In Dogurai, I created two types of object lists. Collision and Creature. So in that way, thinking we have 100 objects, but only 90 are collision blocks or platforms and the other 10 are the player with all creatures in a given map, there is no need to do a big O^2 operation. Collision blocks and platforms don't interact with each other, and neither do monsters, unless it is with the player.

That removed a HUGE part of all the branches needed to check the collision. Now, going further there is no need to check collision of the player on EVERY FRAME. If the player is not moving, there is no reason to check collision with the collision blocks (only with monsters). 

This is a screenshot of the game showing the collision box of everything:

All the collisions block were placed in the editor. Each on its grid, creating the ground and the ceiling. That can be improved, in Dogurai maps there are no slopes or curved blocks. We can take advantage of that by doing a merge on each tile side by side creating a single long block:

(Note the bottom ground is missing because it's a rendering optimization that removed it because it's too far)

Where before a level would easily have around 4000 collision blocks, this number is now less than 500. That's something!

Another improvement was made because of one of my decisions. The collision works based on the current speed multiplied by the delta time (the time between each frame), and sometimes a given object can be moving fast, or there can be some kind of frame spike due to a screen resize or something, which can cause an object to enter a little inside another. Having a player stick inside a wall is not good. Another thing that can happen is that the speed doesn't match the position exactly and the player stays 1 pixel away from the ground... That's basic collision in games. So I made a function to check if the collision happened, it adjusts the speed to "perfectly" match where the player should be. This is a little heavy compared to a single collision check. But it happens only on collision.
Okay, that's a little heavy but not that much. 

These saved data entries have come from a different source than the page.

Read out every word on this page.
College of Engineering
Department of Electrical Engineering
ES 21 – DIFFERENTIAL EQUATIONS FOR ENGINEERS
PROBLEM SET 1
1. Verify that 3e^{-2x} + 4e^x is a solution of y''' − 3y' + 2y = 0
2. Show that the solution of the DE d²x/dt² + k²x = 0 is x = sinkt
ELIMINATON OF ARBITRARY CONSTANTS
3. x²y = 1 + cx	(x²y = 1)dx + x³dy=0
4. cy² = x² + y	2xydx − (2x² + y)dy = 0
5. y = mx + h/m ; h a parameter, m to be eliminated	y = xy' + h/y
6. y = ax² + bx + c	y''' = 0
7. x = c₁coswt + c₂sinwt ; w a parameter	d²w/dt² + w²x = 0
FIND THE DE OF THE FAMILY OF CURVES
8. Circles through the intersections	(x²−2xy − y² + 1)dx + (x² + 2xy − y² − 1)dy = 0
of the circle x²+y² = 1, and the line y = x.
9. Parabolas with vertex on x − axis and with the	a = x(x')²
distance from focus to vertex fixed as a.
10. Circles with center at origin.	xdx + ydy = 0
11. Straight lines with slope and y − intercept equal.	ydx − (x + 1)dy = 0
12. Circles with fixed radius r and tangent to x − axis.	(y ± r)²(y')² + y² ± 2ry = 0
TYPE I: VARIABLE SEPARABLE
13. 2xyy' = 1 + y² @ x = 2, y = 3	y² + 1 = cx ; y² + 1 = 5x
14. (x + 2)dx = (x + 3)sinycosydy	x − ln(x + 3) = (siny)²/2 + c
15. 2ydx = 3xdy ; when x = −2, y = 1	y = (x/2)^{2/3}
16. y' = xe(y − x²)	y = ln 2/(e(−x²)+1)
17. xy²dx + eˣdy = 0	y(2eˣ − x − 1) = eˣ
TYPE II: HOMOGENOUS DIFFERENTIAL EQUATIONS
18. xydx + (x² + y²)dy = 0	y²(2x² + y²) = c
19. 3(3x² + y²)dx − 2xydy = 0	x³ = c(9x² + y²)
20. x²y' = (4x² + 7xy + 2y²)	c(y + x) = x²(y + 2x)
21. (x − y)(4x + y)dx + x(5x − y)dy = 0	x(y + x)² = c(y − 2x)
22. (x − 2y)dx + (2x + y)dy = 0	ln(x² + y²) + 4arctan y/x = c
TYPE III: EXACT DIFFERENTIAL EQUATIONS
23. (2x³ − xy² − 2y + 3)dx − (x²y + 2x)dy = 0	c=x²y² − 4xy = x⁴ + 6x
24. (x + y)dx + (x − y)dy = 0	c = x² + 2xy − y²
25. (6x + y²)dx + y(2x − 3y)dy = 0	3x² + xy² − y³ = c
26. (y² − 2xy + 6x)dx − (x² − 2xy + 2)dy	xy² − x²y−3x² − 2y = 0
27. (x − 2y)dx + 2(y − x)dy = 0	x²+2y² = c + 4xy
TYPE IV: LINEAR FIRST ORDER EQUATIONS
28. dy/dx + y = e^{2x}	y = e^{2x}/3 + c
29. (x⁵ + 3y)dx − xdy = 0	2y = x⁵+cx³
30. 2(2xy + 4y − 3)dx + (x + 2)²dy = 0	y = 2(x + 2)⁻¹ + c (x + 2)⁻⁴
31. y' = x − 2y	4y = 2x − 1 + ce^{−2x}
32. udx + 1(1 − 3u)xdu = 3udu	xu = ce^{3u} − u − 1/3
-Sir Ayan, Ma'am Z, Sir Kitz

Now think about it. The game can be modded using Lua scripts. Most of these optimizations gave some juicy extra FPS... Using that in Lua would drain it. Collision check in a script language is terrible. So most of the functions are native and can be called without risking the performance. Yet the need might come to step through objects that might collide with the player. Based on that, I changed things so most of the collisions are managed by a function that returns a list of objects near the object.

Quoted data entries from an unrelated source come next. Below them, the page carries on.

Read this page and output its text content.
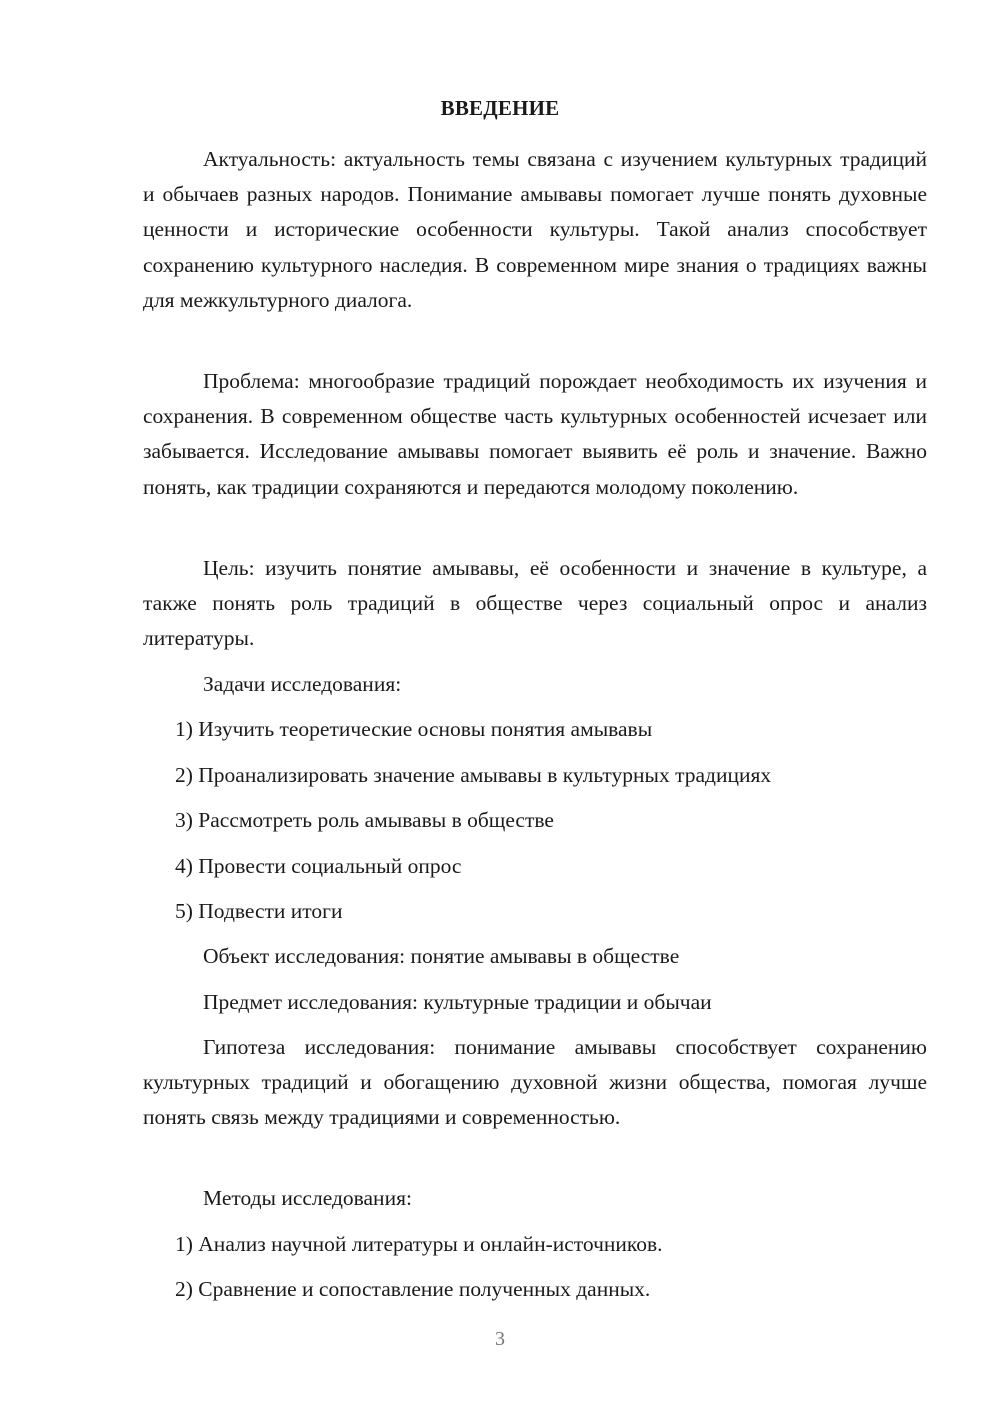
ВВЕДЕНИЕ

Актуальность: актуальность темы связана с изучением культурных традиций и обычаев разных народов. Понимание амывавы помогает лучше понять духовные ценности и исторические особенности культуры. Такой анализ способствует сохранению культурного наследия. В современном мире знания о традициях важны для межкультурного диалога.

Проблема: многообразие традиций порождает необходимость их изучения и сохранения. В современном обществе часть культурных особенностей исчезает или забывается. Исследование амывавы помогает выявить её роль и значение. Важно понять, как традиции сохраняются и передаются молодому поколению.

Цель: изучить понятие амывавы, её особенности и значение в культуре, а также понять роль традиций в обществе через социальный опрос и анализ литературы.

Задачи исследования:

1) Изучить теоретические основы понятия амывавы

2) Проанализировать значение амывавы в культурных традициях

3) Рассмотреть роль амывавы в обществе

4) Провести социальный опрос

5) Подвести итоги

Объект исследования: понятие амывавы в обществе

Предмет исследования: культурные традиции и обычаи

Гипотеза исследования: понимание амывавы способствует сохранению культурных традиций и обогащению духовной жизни общества, помогая лучше понять связь между традициями и современностью.

Методы исследования:

1) Анализ научной литературы и онлайн-источников.

2) Сравнение и сопоставление полученных данных.

3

Here is a gif. When a tile gets lit, it's because the collision is being checked and is considered near:


Using a cheap collision with low accuracy to detect near objects, then on only those (usually 2 or 4 objetos) the precise collision is checked. Also, handling 2~4 instances on a Lua script won't kill the frame rate of 300 fps.

And yes, that's only for the collision group. Overall, I reduced checks from 3000 to ~500 cheap ones and 2~4 medium-expensiveish ones.

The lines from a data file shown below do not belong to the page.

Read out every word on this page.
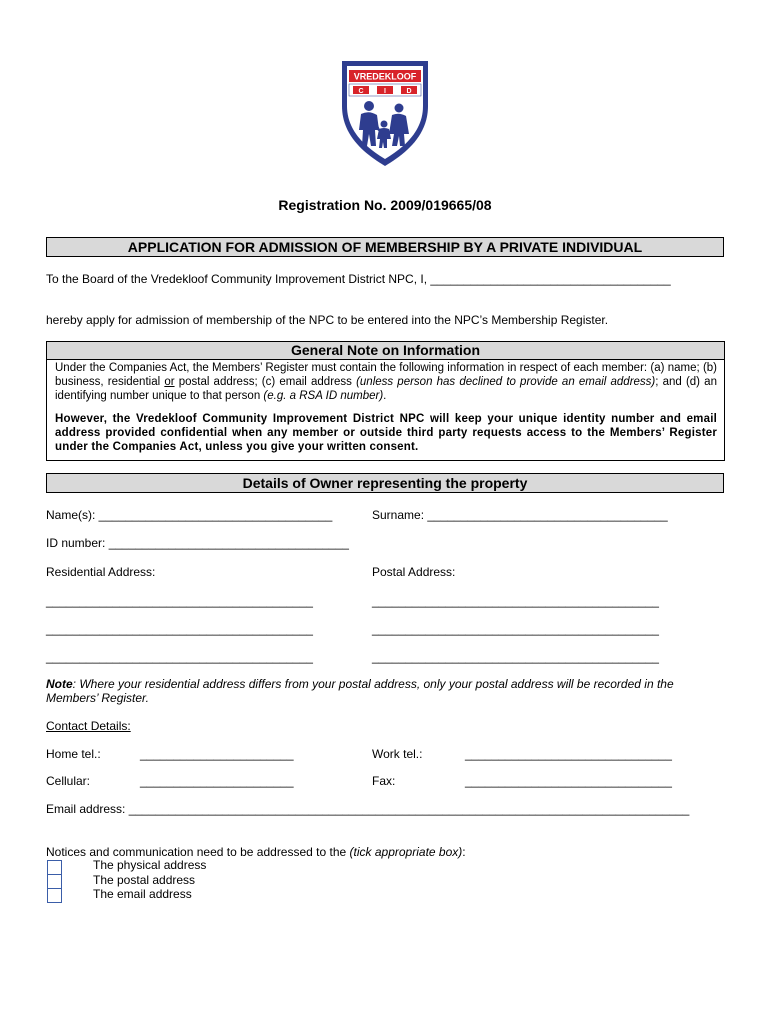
VREDEKLOOF
C	I	D
Registration No. 2009/019665/08
APPLICATION FOR ADMISSION OF MEMBERSHIP BY A PRIVATE INDIVIDUAL
To the Board of the Vredekloof Community Improvement District NPC, I, ____________________________________
hereby apply for admission of membership of the NPC to be entered into the NPC’s Membership Register.
General Note on Information

Under the Companies Act, the Members’ Register must contain the following information in respect of each member: (a) name; (b) business, residential or postal address; (c) email address (unless person has declined to provide an email address); and (d) an identifying number unique to that person (e.g. a RSA ID number).

However, the Vredekloof Community Improvement District NPC will keep your unique identity number and email address provided confidential when any member or outside third party requests access to the Members’ Register under the Companies Act, unless you give your written consent.

Details of Owner representing the property
Name(s): ___________________________________	Surname: ____________________________________
ID number: ____________________________________
Residential Address:	Postal Address:
________________________________________	___________________________________________
________________________________________	___________________________________________
________________________________________	___________________________________________
Note: Where your residential address differs from your postal address, only your postal address will be recorded in the Members’ Register.
Contact Details:
Home tel.:	_______________________	Work tel.:	_______________________________
Cellular:	_______________________	Fax:	_______________________________
Email address: ____________________________________________________________________________________
Notices and communication need to be addressed to the (tick appropriate box):
The physical address
The postal address
The email address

There might be better ways. I am no master when it comes to optimizing stuff and some are really overkill yet those were super fun to make.

I really enjoyed your devlogs, this one especially. The images really help convey what you're talking about. Clever stuff for collision detection; I hope you write more in the future! :)

Developer(+1)

Thanks! Yeah the devlog were made a few years ago. I stopped because no one were reading hehe.